Mes résultats en jeune, en catégorie junior. Ma 3ème place aux Championnats de France, ma 5ème place en coupe d’Europe, et ma 11ème place aux championnats du Monde Jeunes. Et puis la finale des championnats de France 2006 à Chamonix.
Tu es licencié à Massy, parle-nous de ton club ?
À la base j’étais à côté, au club de Verrières. Le club de Massy m’a beaucoup aidé, et beaucoup apporté, c’est grâce à lui que j’ai pu atteindre le haut niveau. Le président Jean Le Névé m’a ouvert beaucoup de portes et m’a permis de m’entraîner sérieusement. C’est un club qui allie convivialité et aussi du sérieux si on veut se mettre à la compétition.
Les structures sur lesquelles tu t’entraînes ?
Je m’entraîne principalement au Nautil, c’est une super structure mis à ma disposition : un super lieu d’entraînement, une super salle de pan, une salle de muscu, une piscine un sauna, et tout ce qu’il faut pour se détendre. Après en fonction des objectifs que je me fixe, je m’entraîne spécifiquement,mais j’ai pas spécialement de semaine-type. Le seul truc qui reivent…c’est…toucher des prises (rires)
La falaise, tu en fais ? Des idées de voyage ?
Dès que je peux, j’adore. Mais bon à Paris, c’est dur car il faut descendre dans le Sud. Car pour moi la falaise ce n’est pas le Saussois. Je préfère aller tâter des colos à Nice, ou aller à Céüse ou encore en Espagne par exemple. C’est là où je prends le plus de plaisir. Sinon côté voyage, j’ai vraiment envie d’aller aux States car il y a un grand potentiel là-bas, au Canada aussi. Et voir le reste de l’Espagne aussi, car je ne suis allé qu’à Rodellar.
Le bloc à Bleau ou ailleurs ? Tu en fais ?
Et ben même en étant à côté, Bleau, j’y vais pas souvent ! (rires) J’en fais pendant une période d’un mois par an à peu près.
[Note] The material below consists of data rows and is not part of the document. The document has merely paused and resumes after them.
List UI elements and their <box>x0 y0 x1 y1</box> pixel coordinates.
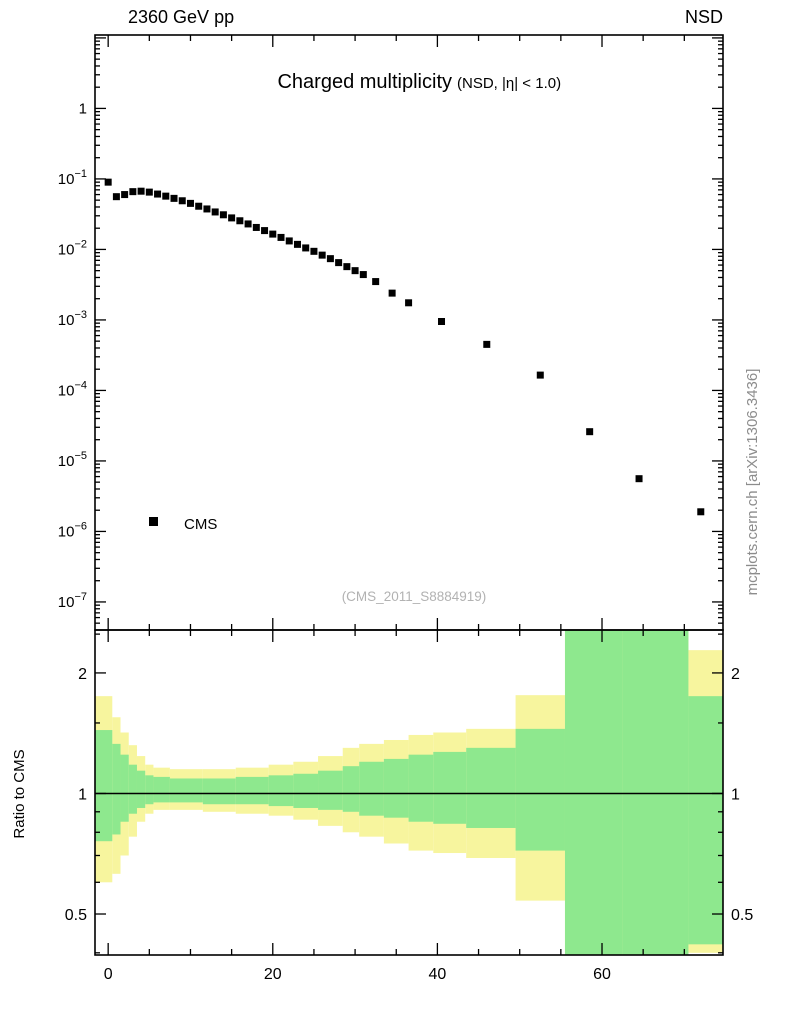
data-point <box>586 428 594 436</box>
ratio-y-tick-label-right: 1 <box>731 786 740 803</box>
data-point <box>343 263 351 271</box>
x-axis-tick-label: 60 <box>593 966 611 983</box>
data-point <box>186 199 194 207</box>
data-point <box>335 259 343 267</box>
mcplots-credit-label: mcplots.cern.ch [arXiv:1306.3436] <box>744 369 761 596</box>
ratio-y-axis-title: Ratio to CMS <box>11 749 28 838</box>
data-point <box>635 475 643 483</box>
data-point <box>372 278 380 286</box>
x-axis-tick-label: 40 <box>428 966 446 983</box>
data-point <box>236 217 244 225</box>
ratio-inner-band-segment <box>318 770 343 810</box>
ratio-y-tick-label-left: 2 <box>78 666 87 683</box>
ratio-inner-band-segment <box>136 770 146 808</box>
ratio-inner-band-segment <box>433 751 467 824</box>
ratio-inner-band-segment <box>202 778 236 805</box>
data-point <box>112 193 120 201</box>
data-point <box>405 299 413 307</box>
data-point <box>310 247 318 255</box>
ratio-inner-band-segment <box>169 778 203 803</box>
ratio-inner-band-segment <box>112 743 121 835</box>
data-point <box>170 194 178 202</box>
header-right-label: NSD <box>685 7 723 27</box>
ratio-inner-band-segment <box>95 730 113 842</box>
ratio-y-tick-label-left: 1 <box>78 786 87 803</box>
data-point <box>162 192 170 200</box>
data-point <box>121 191 129 199</box>
ratio-inner-band-segment <box>153 776 170 803</box>
data-point <box>293 240 301 248</box>
legend-label: CMS <box>184 516 217 533</box>
data-point <box>438 318 446 326</box>
ratio-inner-band-segment <box>293 773 319 808</box>
data-point <box>137 187 145 195</box>
ratio-inner-band-segment <box>622 630 689 955</box>
data-point <box>302 244 310 252</box>
data-point <box>211 208 219 216</box>
y-axis-tick-label: 10−2 <box>58 238 87 258</box>
ratio-inner-band-segment <box>145 775 154 805</box>
watermark-label: (CMS_2011_S8884919) <box>342 589 487 604</box>
y-axis-tick-label: 10−7 <box>58 591 87 611</box>
ratio-inner-band-segment <box>564 630 623 955</box>
data-point <box>261 227 269 235</box>
ratio-inner-band-segment <box>359 761 384 816</box>
ratio-inner-band-segment <box>383 758 409 818</box>
x-axis-tick-label: 20 <box>264 966 282 983</box>
y-axis-tick-label: 10−4 <box>58 379 87 399</box>
ratio-panel-frame <box>94 629 724 956</box>
data-point <box>388 289 396 297</box>
ratio-bands-layer <box>95 630 723 955</box>
ratio-y-tick-label-right: 2 <box>731 666 740 683</box>
y-axis-tick-label: 10−5 <box>58 450 87 470</box>
legend-marker-square <box>149 517 158 526</box>
ratio-inner-band-segment <box>688 696 723 945</box>
y-axis-tick-label: 10−1 <box>58 168 87 188</box>
ratio-inner-band-segment <box>120 754 129 822</box>
ratio-inner-band-segment <box>408 754 434 822</box>
y-axis-tick-label: 10−3 <box>58 309 87 329</box>
data-point <box>129 188 137 196</box>
data-point <box>697 508 705 516</box>
header-left-label: 2360 GeV pp <box>128 7 234 27</box>
plot-title: Charged multiplicity <box>277 71 452 93</box>
data-point <box>252 223 260 231</box>
data-points-layer <box>104 178 705 516</box>
data-point <box>536 371 544 379</box>
data-point <box>195 202 203 210</box>
data-point <box>285 237 293 245</box>
axes-frames-layer <box>94 34 724 956</box>
x-axis-tick-label: 0 <box>104 966 113 983</box>
ratio-y-tick-label-left: 0.5 <box>65 907 87 924</box>
plot-title-detail: (NSD, |η| < 1.0) <box>457 75 561 92</box>
ratio-inner-band-segment <box>466 747 516 828</box>
ratio-inner-band-segment <box>268 775 294 807</box>
data-point <box>219 211 227 219</box>
data-point <box>269 230 277 238</box>
main-panel-frame <box>94 34 724 631</box>
data-point <box>154 190 162 198</box>
data-point <box>483 340 491 348</box>
ratio-inner-band-segment <box>342 766 360 812</box>
data-point <box>104 178 112 186</box>
data-point <box>203 205 211 213</box>
data-point <box>228 214 236 222</box>
data-point <box>277 233 285 241</box>
data-point <box>359 271 367 279</box>
data-point <box>318 251 326 259</box>
ratio-inner-band-segment <box>235 776 269 805</box>
y-axis-tick-label: 10−6 <box>58 520 87 540</box>
y-axis-tick-label: 1 <box>79 100 87 117</box>
axis-labels-layer: 110−110−210−310−410−510−610−70.5 0.51 12 20… <box>58 100 754 983</box>
ratio-y-tick-label-right: 0.5 <box>731 907 753 924</box>
data-point <box>178 197 186 205</box>
data-point <box>145 188 153 196</box>
ratio-inner-band-segment <box>128 764 137 814</box>
data-point <box>244 220 252 228</box>
data-point <box>351 267 359 275</box>
ratio-inner-band-segment <box>515 728 565 851</box>
data-point <box>326 255 334 263</box>
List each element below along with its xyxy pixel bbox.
J’ai eu tellement de blessures en faisant du bloc que je suis assez réticent pour aller pratiquer.
Le fait d’être parisien n’est-il pas un handicap à ta progression en escalade ? Ce serait pas mieux dans les Alpes ? dans le Sud-Est ? Que penses-tu de ta localisation par rapport au reste de la France grimpante ?
Peut-être, je manque peut-être d’expérience sur caillou. En tout cas, pour la compétition même, je ne pense pas, au regard des murs que l’on a dans la région parisienne. Même question motivation, tant qu’il y a des gens derrière qui m’encouragent et qui me suivent, çà me suffit ! J’ai pas à me plaindre, sinon je serai déjà dans le Sud.
Tu es BE, est-ce que tu entraînes aussi ?
J’ai entraîné à une époque, mais j’ai pas envie de me lancer encore dans le truc, je préfère penser à moi pour l’instant. Je préfère rester à l’écart de çà, engranger encore de l’expérience, mais par contre je suis toujours disponible pour essayer de donner de bons conseils aux potes. Le BE avec cet emploi fixe me donne pas mal de temps libre pour me consacrer à mon entraînement.
Penses-tu que les compétiteurs peuvent devenir les meilleurs falaisistes ?
Je ne pense pas qu’on puisse dire çà. Même si les meilleurs compétiteurs mondiaux comme Cédric Lachat ou Patxi Usobiaga par exemple perfent bien en falaise, mais il y a des gens très forts en falaise, qui sont peut-être moins connus qui sont quasiment aussi forts qu’eux en falaise, je pense au niçois Cédric Lo Piccolo par exemple ce qui est des français.
Ton Top 3 de SAE ? Et pourquoi ?
Le Nautil, number one ! (rires) car j’y travaille et m’y entraîne. Après en deux, euh, je ne sais pas, il y a vraiment une marche entre le Nautil et le reste (rires). J’aime bien la salle Espace Vertical 2 à Grenoble, très classe, et aussi Mur Mur Pantin pour rester à Paris.
Ton top 3 en falaise ?
çà va être classique. On va dire : Céüse, l’arrière pays niçois et Rodellar
Qu’envisages-tu dans l’avenir ?
Ben un max d’ouverture. J’ai des propositions d’ouverture qui arrivent. J’espère que cela se concrétisera, sur un maximum de compétitions. Je vais peut-être aller au Canada pour ouvrir les championnats Nord-américains (ndlr : à Montréal début Décembre) mais rien n’est sûr encore.
Le mot de la fin ?
Merci à tous ceux qui m’aident à m’entraîner et à tous ceux qui prennent du plaisir à grimper, car çà donne envie de grimper avec eux. Et puis mes sponsors, comme EB, les fringues Kailloux, Mathieu Dutray pour ses savants conseils, la fédération qui m’ envoyé à Sidney pour ma formation d’ouvreur international.